SMITHEREENS is Japanese singer-songwriter Joji’s newest release, and third studio album, serving as the prologue to his discography.

Five years ago, George Kusunoki Miller gave up his memelord alias, Filthy Frank, in order to pursue a music career as Joji. His low-fi, ethereal aesthetic suited the current trap-influenced R&B scene. Thanks to his already established fan base, he quickly soared into the mainstream. Miller’s use of theatrical strings, lavish production, and brief genre detours may be heard on his 2020 record, Nectar. The project sought to go beyond his 2018 debut, Ballads 1, and largely succeeded with breakout songs like “Run” and “Sanctuary,” which combined aspects of psychedelic rock and electropop, respectively. Nectar, however, suffered from excessive indulgence, sandwiching many filler songs between the album’s singles. Although it contained some of Miller’s greatest songs and had potential, the album fell flat altogether.

Miller’s stock has only increased thanks to this record cycle, with the lead single from SMITHEREENS, “Glimpse of Us,” going viral on Tiktok and making its US Billboard Hot 100 debut in the top 10. The straightforward but potent piano ballad showcased some of Miller’s best vocals while subtly depicting the experience of someone who, despite being in a new relationship, can’t let go of their love for their previous partner. The song’s accompanying video shows examples of violent and irresponsible behavior caused by heartbreak. This combination created intense anticipation for SMITHEREENS.

SMITHEREENS is a record that evokes the feeling of longing for someone you know you’ll never have. Its production is cinematic, and is certainly Joji’s most cohesive project. I think the third track on the album “Die For You”, is arguably the best on the entire project. From the soundscape to the songwriting, “Die For You” is truly the song that puts it together. The synth is immersive, with an intensity that progresses steadily and finishes ever so gracefully.

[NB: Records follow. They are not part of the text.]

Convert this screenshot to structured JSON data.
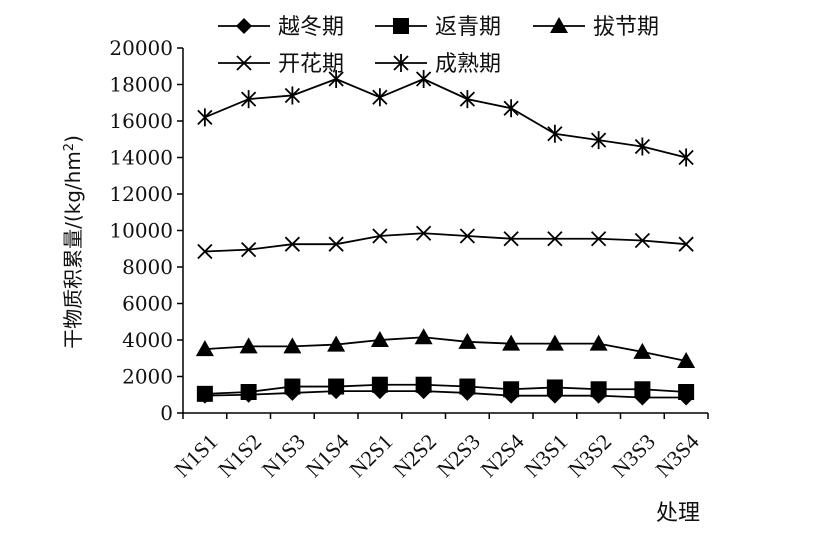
{
  "chart_data": {
    "type": "line",
    "title": "",
    "xlabel": "处理",
    "ylabel": "干物质积累量/(kg/hm",
    "ylabel_sup": "2",
    "ylabel_end": ")",
    "categories": [
      "N1S1",
      "N1S2",
      "N1S3",
      "N1S4",
      "N2S1",
      "N2S2",
      "N2S3",
      "N2S4",
      "N3S1",
      "N3S2",
      "N3S3",
      "N3S4"
    ],
    "ylim": [
      0,
      20000
    ],
    "yticks": [
      0,
      2000,
      4000,
      6000,
      8000,
      10000,
      12000,
      14000,
      16000,
      18000,
      20000
    ],
    "ytick_labels": [
      "0",
      "2000",
      "4000",
      "6000",
      "8000",
      "10000",
      "12000",
      "14000",
      "16000",
      "18000",
      "20000"
    ],
    "grid": false,
    "legend_position": "top",
    "series": [
      {
        "name": "越冬期",
        "marker": "diamond",
        "values": [
          950,
          1000,
          1100,
          1200,
          1200,
          1200,
          1100,
          950,
          950,
          950,
          850,
          850
        ]
      },
      {
        "name": "返青期",
        "marker": "square",
        "values": [
          1050,
          1150,
          1450,
          1450,
          1550,
          1550,
          1450,
          1300,
          1400,
          1300,
          1300,
          1150
        ]
      },
      {
        "name": "拔节期",
        "marker": "triangle",
        "values": [
          3500,
          3650,
          3650,
          3750,
          4000,
          4150,
          3900,
          3800,
          3800,
          3800,
          3350,
          2850
        ]
      },
      {
        "name": "开花期",
        "marker": "x",
        "values": [
          8850,
          8950,
          9250,
          9250,
          9700,
          9850,
          9700,
          9550,
          9550,
          9550,
          9450,
          9250
        ]
      },
      {
        "name": "成熟期",
        "marker": "star",
        "values": [
          16200,
          17200,
          17400,
          18300,
          17300,
          18300,
          17200,
          16700,
          15300,
          14950,
          14600,
          14000
        ]
      }
    ]
  }
}
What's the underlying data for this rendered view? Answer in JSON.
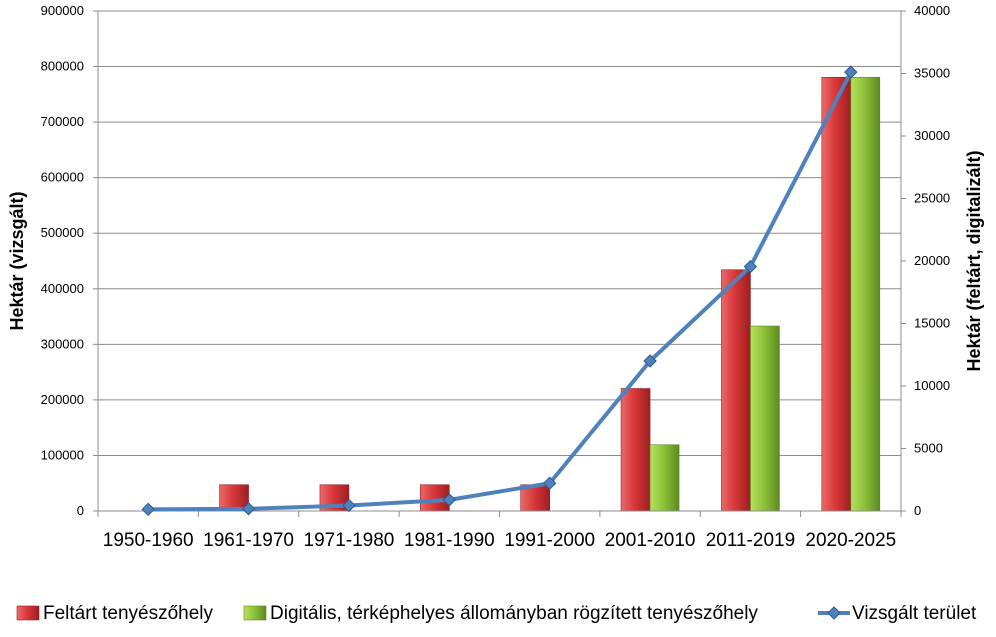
{
  "chart_data": {
    "type": "bar",
    "categories": [
      "1950-1960",
      "1961-1970",
      "1971-1980",
      "1981-1990",
      "1991-2000",
      "2001-2010",
      "2011-2019",
      "2020-2025"
    ],
    "series": [
      {
        "name": "Feltárt tenyészőhely",
        "kind": "bar",
        "axis": "right",
        "color": "#d9383a",
        "values": [
          0,
          2100,
          2100,
          2100,
          2100,
          9800,
          19300,
          34700
        ]
      },
      {
        "name": "Digitális, térképhelyes állományban rögzített tenyészőhely",
        "kind": "bar",
        "axis": "right",
        "color": "#8fc33a",
        "values": [
          0,
          0,
          0,
          0,
          0,
          5300,
          14800,
          34700
        ]
      },
      {
        "name": "Vizsgált terület",
        "kind": "line",
        "axis": "left",
        "color": "#4f81bd",
        "values": [
          3000,
          4000,
          10000,
          20000,
          50000,
          270000,
          440000,
          790000
        ]
      }
    ],
    "y_left": {
      "label": "Hektár (vizsgált)",
      "min": 0,
      "max": 900000,
      "step": 100000,
      "ticks": [
        "0",
        "100000",
        "200000",
        "300000",
        "400000",
        "500000",
        "600000",
        "700000",
        "800000",
        "900000"
      ]
    },
    "y_right": {
      "label": "Hektár (feltárt, digitalizált)",
      "min": 0,
      "max": 40000,
      "step": 5000,
      "ticks": [
        "0",
        "5000",
        "10000",
        "15000",
        "20000",
        "25000",
        "30000",
        "35000",
        "40000"
      ]
    },
    "grid": true,
    "legend_position": "bottom"
  }
}
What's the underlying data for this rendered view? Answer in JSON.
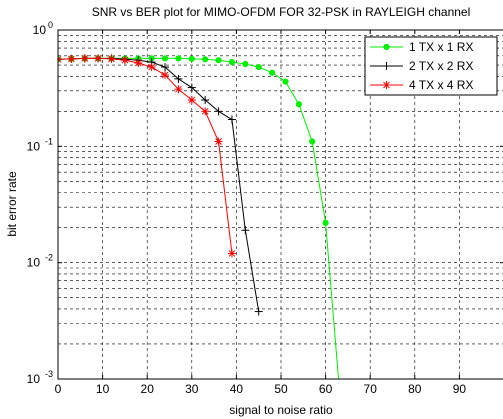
{
  "chart_data": {
    "type": "line",
    "title": "SNR vs BER plot for MIMO-OFDM FOR 32-PSK in RAYLEIGH channel",
    "xlabel": "signal to noise ratio",
    "ylabel": "bit error rate",
    "xlim": [
      0,
      100
    ],
    "ylim": [
      0.001,
      1
    ],
    "yscale": "log",
    "grid": true,
    "legend_position": "top-right",
    "xticks": [
      "0",
      "10",
      "20",
      "30",
      "40",
      "50",
      "60",
      "70",
      "80",
      "90"
    ],
    "yticks": [
      {
        "base": "10",
        "exp": "0",
        "value": 1
      },
      {
        "base": "10",
        "exp": "-1",
        "value": 0.1
      },
      {
        "base": "10",
        "exp": "-2",
        "value": 0.01
      },
      {
        "base": "10",
        "exp": "-3",
        "value": 0.001
      }
    ],
    "series": [
      {
        "name": "1 TX x 1 RX",
        "color": "#00ee00",
        "marker": "dot",
        "x": [
          0,
          3,
          6,
          9,
          12,
          15,
          18,
          21,
          24,
          27,
          30,
          33,
          36,
          39,
          42,
          45,
          48,
          51,
          54,
          57,
          60,
          63
        ],
        "y": [
          0.56,
          0.565,
          0.57,
          0.57,
          0.57,
          0.57,
          0.57,
          0.57,
          0.57,
          0.57,
          0.565,
          0.56,
          0.55,
          0.53,
          0.51,
          0.48,
          0.43,
          0.36,
          0.23,
          0.11,
          0.022,
          0.0009
        ]
      },
      {
        "name": "2 TX x 2 RX",
        "color": "#000000",
        "marker": "plus",
        "x": [
          0,
          3,
          6,
          9,
          12,
          15,
          18,
          21,
          24,
          27,
          30,
          33,
          36,
          39,
          42,
          45
        ],
        "y": [
          0.56,
          0.565,
          0.57,
          0.57,
          0.57,
          0.56,
          0.55,
          0.53,
          0.48,
          0.38,
          0.32,
          0.25,
          0.2,
          0.17,
          0.019,
          0.0038
        ]
      },
      {
        "name": "4 TX x 4 RX",
        "color": "#ff0000",
        "marker": "star",
        "x": [
          0,
          3,
          6,
          9,
          12,
          15,
          18,
          21,
          24,
          27,
          30,
          33,
          36,
          39
        ],
        "y": [
          0.56,
          0.565,
          0.57,
          0.57,
          0.565,
          0.55,
          0.52,
          0.48,
          0.41,
          0.31,
          0.25,
          0.2,
          0.11,
          0.012
        ]
      }
    ]
  }
}
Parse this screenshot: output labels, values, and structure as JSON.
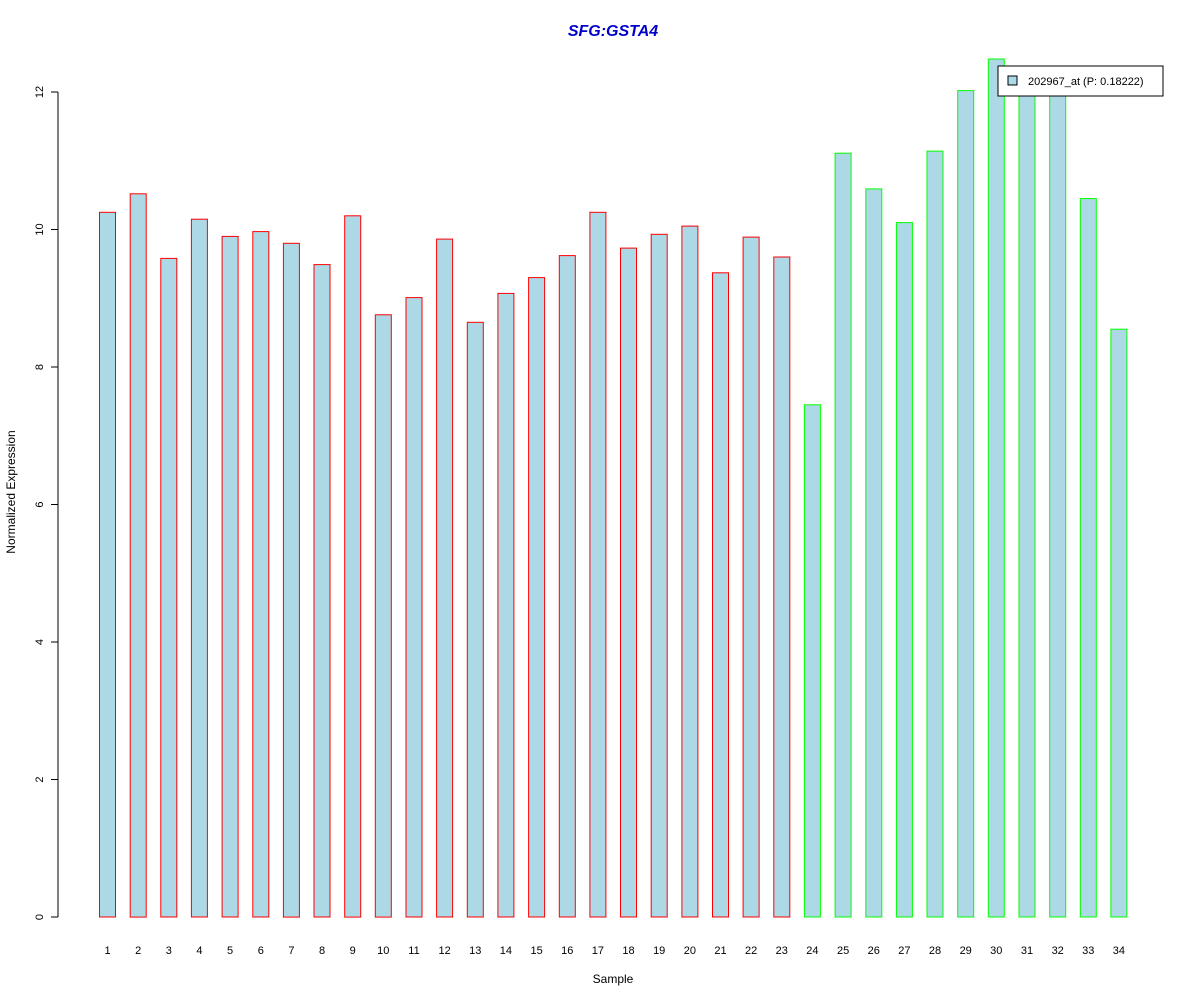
{
  "chart_data": {
    "type": "bar",
    "title": "SFG:GSTA4",
    "xlabel": "Sample",
    "ylabel": "Normalized Expression",
    "ylim": [
      0,
      12.5
    ],
    "yticks": [
      0,
      2,
      4,
      6,
      8,
      10,
      12
    ],
    "grid": false,
    "legend": {
      "label": "202967_at (P: 0.18222)",
      "position": "top-right"
    },
    "categories": [
      "1",
      "2",
      "3",
      "4",
      "5",
      "6",
      "7",
      "8",
      "9",
      "10",
      "11",
      "12",
      "13",
      "14",
      "15",
      "16",
      "17",
      "18",
      "19",
      "20",
      "21",
      "22",
      "23",
      "24",
      "25",
      "26",
      "27",
      "28",
      "29",
      "30",
      "31",
      "32",
      "33",
      "34"
    ],
    "values": [
      10.25,
      10.52,
      9.58,
      10.15,
      9.9,
      9.97,
      9.8,
      9.49,
      10.2,
      8.76,
      9.01,
      9.86,
      8.65,
      9.07,
      9.3,
      9.62,
      10.25,
      9.73,
      9.93,
      10.05,
      9.37,
      9.89,
      9.6,
      7.45,
      11.11,
      10.59,
      10.1,
      11.14,
      12.02,
      12.48,
      12.08,
      12.14,
      10.45,
      8.55
    ],
    "groups": [
      "red",
      "red",
      "red",
      "red",
      "red",
      "red",
      "red",
      "red",
      "red",
      "red",
      "red",
      "red",
      "red",
      "red",
      "red",
      "red",
      "red",
      "red",
      "red",
      "red",
      "red",
      "red",
      "red",
      "green",
      "green",
      "green",
      "green",
      "green",
      "green",
      "green",
      "green",
      "green",
      "green",
      "green"
    ],
    "colors": {
      "bar_fill": "#add8e6",
      "group_red": "#ff0000",
      "group_green": "#00ff00",
      "title": "#0000cc",
      "axis": "#000000"
    }
  }
}
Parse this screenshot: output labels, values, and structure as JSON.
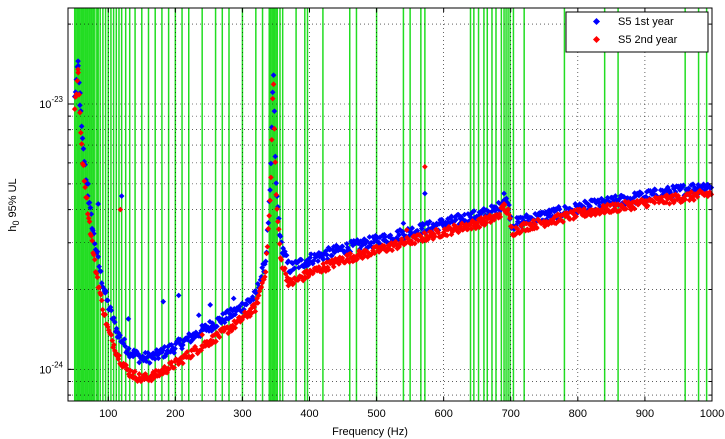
{
  "chart_data": {
    "type": "scatter",
    "xlabel": "Frequency (Hz)",
    "ylabel_main": "h",
    "ylabel_sub": "0",
    "ylabel_rest": " 95% UL",
    "x_range": [
      40,
      1000
    ],
    "y_range": [
      7.6e-25,
      2.3e-23
    ],
    "y_scale": "log",
    "grid": true,
    "legend_position": "top-right",
    "x_ticks": [
      {
        "value": 100,
        "label": "100"
      },
      {
        "value": 200,
        "label": "200"
      },
      {
        "value": 300,
        "label": "300"
      },
      {
        "value": 400,
        "label": "400"
      },
      {
        "value": 500,
        "label": "500"
      },
      {
        "value": 600,
        "label": "600"
      },
      {
        "value": 700,
        "label": "700"
      },
      {
        "value": 800,
        "label": "800"
      },
      {
        "value": 900,
        "label": "900"
      },
      {
        "value": 1000,
        "label": "1000"
      }
    ],
    "y_ticks": [
      {
        "value": 1e-24,
        "base": "10",
        "exp": "-24"
      },
      {
        "value": 1e-23,
        "base": "10",
        "exp": "-23"
      }
    ],
    "vetoed_line_color": "#22dd22",
    "vetoed_lines_hz": [
      50,
      52,
      54,
      56,
      58,
      60,
      62,
      64,
      66,
      68,
      70,
      72,
      74,
      76,
      78,
      80,
      83,
      85,
      88,
      92,
      96,
      100,
      104,
      108,
      112,
      116,
      120,
      126,
      132,
      140,
      150,
      160,
      170,
      180,
      190,
      200,
      210,
      220,
      240,
      260,
      270,
      280,
      300,
      320,
      330,
      340,
      342,
      344,
      346,
      348,
      350,
      352,
      356,
      360,
      380,
      393,
      397,
      420,
      460,
      470,
      500,
      540,
      550,
      566,
      572,
      640,
      645,
      652,
      660,
      665,
      672,
      678,
      686,
      690,
      693,
      696,
      699,
      704,
      720,
      780,
      840,
      860,
      960,
      980,
      992
    ],
    "series": [
      {
        "name": "S5 1st year",
        "color": "#0000ff",
        "anchors": [
          [
            50,
            1.05e-23
          ],
          [
            55,
            1.4e-23
          ],
          [
            58,
            1e-23
          ],
          [
            62,
            7e-24
          ],
          [
            70,
            4.5e-24
          ],
          [
            80,
            3e-24
          ],
          [
            90,
            2.2e-24
          ],
          [
            100,
            1.75e-24
          ],
          [
            115,
            1.35e-24
          ],
          [
            130,
            1.18e-24
          ],
          [
            150,
            1.1e-24
          ],
          [
            170,
            1.12e-24
          ],
          [
            200,
            1.22e-24
          ],
          [
            230,
            1.35e-24
          ],
          [
            260,
            1.5e-24
          ],
          [
            290,
            1.65e-24
          ],
          [
            320,
            1.9e-24
          ],
          [
            335,
            2.6e-24
          ],
          [
            342,
            5e-24
          ],
          [
            346,
            1.4e-23
          ],
          [
            350,
            5e-24
          ],
          [
            357,
            3e-24
          ],
          [
            370,
            2.4e-24
          ],
          [
            385,
            2.5e-24
          ],
          [
            400,
            2.6e-24
          ],
          [
            450,
            2.85e-24
          ],
          [
            500,
            3.05e-24
          ],
          [
            550,
            3.3e-24
          ],
          [
            600,
            3.55e-24
          ],
          [
            650,
            3.8e-24
          ],
          [
            680,
            4e-24
          ],
          [
            690,
            4.4e-24
          ],
          [
            696,
            4.2e-24
          ],
          [
            702,
            3.5e-24
          ],
          [
            720,
            3.65e-24
          ],
          [
            800,
            4.05e-24
          ],
          [
            900,
            4.5e-24
          ],
          [
            1000,
            4.95e-24
          ]
        ],
        "spikes": [
          [
            55,
            1.45e-23
          ],
          [
            58,
            1.1e-23
          ],
          [
            70,
            5e-24
          ],
          [
            85,
            4.2e-24
          ],
          [
            120,
            4.5e-24
          ],
          [
            130,
            1.55e-24
          ],
          [
            182,
            1.8e-24
          ],
          [
            205,
            1.9e-24
          ],
          [
            235,
            1.6e-24
          ],
          [
            252,
            1.75e-24
          ],
          [
            287,
            1.85e-24
          ],
          [
            395,
            2.45e-24
          ],
          [
            540,
            3.55e-24
          ],
          [
            572,
            4.6e-24
          ],
          [
            640,
            3.75e-24
          ],
          [
            690,
            4.6e-24
          ]
        ],
        "noise": 0.05
      },
      {
        "name": "S5 2nd year",
        "color": "#ff0000",
        "anchors": [
          [
            50,
            9.5e-24
          ],
          [
            55,
            1.3e-23
          ],
          [
            58,
            9e-24
          ],
          [
            62,
            6e-24
          ],
          [
            70,
            3.9e-24
          ],
          [
            80,
            2.5e-24
          ],
          [
            90,
            1.8e-24
          ],
          [
            100,
            1.4e-24
          ],
          [
            115,
            1.12e-24
          ],
          [
            130,
            9.8e-25
          ],
          [
            150,
            9.2e-25
          ],
          [
            170,
            9.5e-25
          ],
          [
            200,
            1.05e-24
          ],
          [
            230,
            1.18e-24
          ],
          [
            260,
            1.32e-24
          ],
          [
            290,
            1.48e-24
          ],
          [
            320,
            1.72e-24
          ],
          [
            335,
            2.4e-24
          ],
          [
            342,
            4.6e-24
          ],
          [
            346,
            1.3e-23
          ],
          [
            350,
            4.6e-24
          ],
          [
            357,
            2.6e-24
          ],
          [
            370,
            2.1e-24
          ],
          [
            385,
            2.2e-24
          ],
          [
            400,
            2.3e-24
          ],
          [
            450,
            2.6e-24
          ],
          [
            500,
            2.8e-24
          ],
          [
            550,
            3.05e-24
          ],
          [
            600,
            3.3e-24
          ],
          [
            650,
            3.55e-24
          ],
          [
            680,
            3.75e-24
          ],
          [
            690,
            4.1e-24
          ],
          [
            696,
            3.9e-24
          ],
          [
            702,
            3.3e-24
          ],
          [
            720,
            3.45e-24
          ],
          [
            800,
            3.85e-24
          ],
          [
            900,
            4.25e-24
          ],
          [
            1000,
            4.6e-24
          ]
        ],
        "spikes": [
          [
            55,
            1.35e-23
          ],
          [
            118,
            4e-24
          ],
          [
            240,
            1.35e-24
          ],
          [
            545,
            3.35e-24
          ],
          [
            572,
            5.8e-24
          ],
          [
            690,
            4.2e-24
          ]
        ],
        "noise": 0.04
      }
    ]
  }
}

The vulnerability on display, though, is really the sole exception to the rule. Miller’s willingness to share his most harrowing experiences with his listeners is noteworthy. He closes out the album with, “I’m tired of this madness/Tired of being stranded/I don’t want to be alone.” This sentiment is present throughout the whole album, because even as Miller longs for connection, he is unsure of what to do with it when he finally gets it.

SMITHEREENS truly captures the essence of Miller’s personality. It’s emotional and atmospheric, while being simple and elegant. SMITHEREENS a 3.5/5, and meant for those who are longing for that special someone.